Public Order Act 1936
- Parliament of the United Kingdom
- Long title: An Act to prohibit the wearing of uniforms in connection with political objects and the maintenance by private persons of associations of military or similar character; and to make further provision for the preservation of public order on the occasion of public processions and meetings and in public places.
- Citation: 1 Edw. 8 & 1 Geo. 6. c. 6
- Territorial extent: England and Wales; Scotland;

Dates
- Royal assent: 18 December 1936
- Commencement: 1 January 1937

Other legislation
- Amends: Public Meeting Act 1908
- Amended by: Statute Law Revision Act 1950; Public Order Act 1963; Police Act 1964; Police (Scotland) Act 1967; Sheriff Courts (Scotland) Act 1971; District Courts (Scotland) Act 1975; Criminal Jurisdiction Act 1975; Bail Act 1976; Prosecution of Offences Act 1979; Public Order Act 1986; Criminal Procedure (Consequential Provisions) (Scotland) Act 1995; Law Officers Act 1997; Serious Organised Crime and Police Act 2005;

Status: Amended

Text of statute as originally enacted

Revised text of statute as amended

Text of the Public Order Act 1936 as in force today (including any amendments) within the United Kingdom, from legislation.gov.uk.

= Public Order Act 1936 =

Act of the Parliament of the United Kingdom

The Public Order Act 1936 (1 Edw. 8 & 1 Geo. 6. c. 6) is an act of the Parliament of the United Kingdom passed to control extremist political movements in the 1930s such as the British Union of Fascists (BUF).

== Act ==
Largely the work of Home Office civil servant Frank Newsam, the act banned the wearing of political uniforms in any public place or public meeting. (The first conviction under the act was of police officer and fascist-sympathizer William Henry Wood, by Leeds Magistrates' Court on 27 January 1937.) It also required police consent for political marches to go ahead (now covered by the Public Order Act 1986). The act also prohibited organising, training or equipping an "association of persons ... for the purpose of enabling them to be employed in usurping the functions of the police or of the armed forces of the Crown", or "for the use or display of physical force in promoting any political object".

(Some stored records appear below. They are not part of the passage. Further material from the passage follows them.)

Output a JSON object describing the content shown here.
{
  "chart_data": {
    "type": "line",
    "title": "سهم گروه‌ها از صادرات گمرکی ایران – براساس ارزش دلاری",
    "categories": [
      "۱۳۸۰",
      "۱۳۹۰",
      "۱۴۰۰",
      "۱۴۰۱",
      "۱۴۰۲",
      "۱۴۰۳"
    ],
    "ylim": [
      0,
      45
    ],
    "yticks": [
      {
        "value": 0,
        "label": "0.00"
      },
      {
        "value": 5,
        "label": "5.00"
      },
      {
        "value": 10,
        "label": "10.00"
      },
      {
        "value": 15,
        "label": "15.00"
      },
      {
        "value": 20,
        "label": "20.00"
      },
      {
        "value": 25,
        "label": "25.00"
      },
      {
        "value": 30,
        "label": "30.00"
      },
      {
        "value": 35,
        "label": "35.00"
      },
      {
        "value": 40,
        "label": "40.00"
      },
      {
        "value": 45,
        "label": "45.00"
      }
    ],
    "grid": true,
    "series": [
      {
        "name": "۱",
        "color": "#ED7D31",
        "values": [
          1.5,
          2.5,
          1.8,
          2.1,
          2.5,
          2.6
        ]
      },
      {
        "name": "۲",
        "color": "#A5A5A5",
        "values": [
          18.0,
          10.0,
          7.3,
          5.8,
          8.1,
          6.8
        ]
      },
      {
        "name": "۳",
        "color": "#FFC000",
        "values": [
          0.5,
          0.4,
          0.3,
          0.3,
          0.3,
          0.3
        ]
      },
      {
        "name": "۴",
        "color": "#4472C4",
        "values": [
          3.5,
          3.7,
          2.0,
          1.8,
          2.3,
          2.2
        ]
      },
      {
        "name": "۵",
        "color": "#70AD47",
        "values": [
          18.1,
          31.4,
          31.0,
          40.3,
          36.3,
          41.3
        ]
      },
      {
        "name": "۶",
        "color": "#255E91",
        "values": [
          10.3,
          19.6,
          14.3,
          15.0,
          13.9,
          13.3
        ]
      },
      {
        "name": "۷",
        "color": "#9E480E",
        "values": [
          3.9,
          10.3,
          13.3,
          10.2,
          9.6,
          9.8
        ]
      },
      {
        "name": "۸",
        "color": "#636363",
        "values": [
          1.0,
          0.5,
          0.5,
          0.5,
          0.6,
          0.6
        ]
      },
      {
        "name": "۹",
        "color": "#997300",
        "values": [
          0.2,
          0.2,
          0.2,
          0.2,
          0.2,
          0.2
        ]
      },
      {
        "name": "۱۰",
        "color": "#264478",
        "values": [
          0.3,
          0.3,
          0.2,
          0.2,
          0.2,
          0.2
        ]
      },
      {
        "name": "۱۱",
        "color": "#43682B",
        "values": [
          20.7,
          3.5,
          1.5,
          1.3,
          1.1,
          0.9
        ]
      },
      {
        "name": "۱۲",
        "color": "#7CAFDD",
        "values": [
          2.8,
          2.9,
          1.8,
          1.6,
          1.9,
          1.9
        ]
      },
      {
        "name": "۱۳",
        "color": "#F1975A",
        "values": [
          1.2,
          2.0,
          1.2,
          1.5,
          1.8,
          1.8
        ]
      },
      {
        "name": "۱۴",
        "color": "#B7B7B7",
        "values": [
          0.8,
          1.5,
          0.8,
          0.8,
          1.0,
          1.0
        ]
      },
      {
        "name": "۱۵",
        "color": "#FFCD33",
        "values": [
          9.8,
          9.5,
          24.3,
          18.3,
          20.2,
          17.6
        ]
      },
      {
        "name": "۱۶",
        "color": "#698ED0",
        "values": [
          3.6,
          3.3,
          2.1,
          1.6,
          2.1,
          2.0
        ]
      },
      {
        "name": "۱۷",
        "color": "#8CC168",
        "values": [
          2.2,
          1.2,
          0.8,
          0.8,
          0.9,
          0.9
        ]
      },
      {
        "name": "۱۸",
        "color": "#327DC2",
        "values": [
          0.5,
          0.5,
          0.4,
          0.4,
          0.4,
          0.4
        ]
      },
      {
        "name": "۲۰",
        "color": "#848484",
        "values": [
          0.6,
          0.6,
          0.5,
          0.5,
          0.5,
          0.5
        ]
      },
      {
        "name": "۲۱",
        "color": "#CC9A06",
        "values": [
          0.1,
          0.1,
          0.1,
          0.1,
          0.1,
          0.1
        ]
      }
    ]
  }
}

While the act likely prevented a rapid comeback of the BUF, it may in fact have had the indirect result of actually improving their fortunes. The party's forced abandonment of paramilitary and armed tactics improved their relations with the police and, by making it more "respectable", increased the BUF appeal among traditionally conservative middle-class citizens, who became the party's main base in the years after the Public Order Act 1936 was passed.

The act was used extensively against IRA and Sinn Féin demonstrations in the 1970s, though the act does not extend to Northern Ireland. In November 1974, twelve people were each fined the maximum £50 under the act for wearing black berets at Speakers' Corner during a Sinn Féin anti-internment rally.

The act was used extensively against the flying pickets during the 1984/85 miners' strike. The police used it on the grounds of preventing a breach of the peace. In 2015 and 2016, it was used against Paul Golding and Jayda Fransen of the far-right political movement Britain First.

==Section 5 – Conduct conducive to breach of the peace==
This section created the offence of conduct conducive to breach of the peace. This section was repealed by section 40(3) of, and schedule 3 to, the Public Order Act 1986. The offence under this section was abolished by section 9(2)(d) of that act.

The offence under this section is replaced by the offence of fear or provocation of violence, contrary to section 4 of the Public Order Act 1986.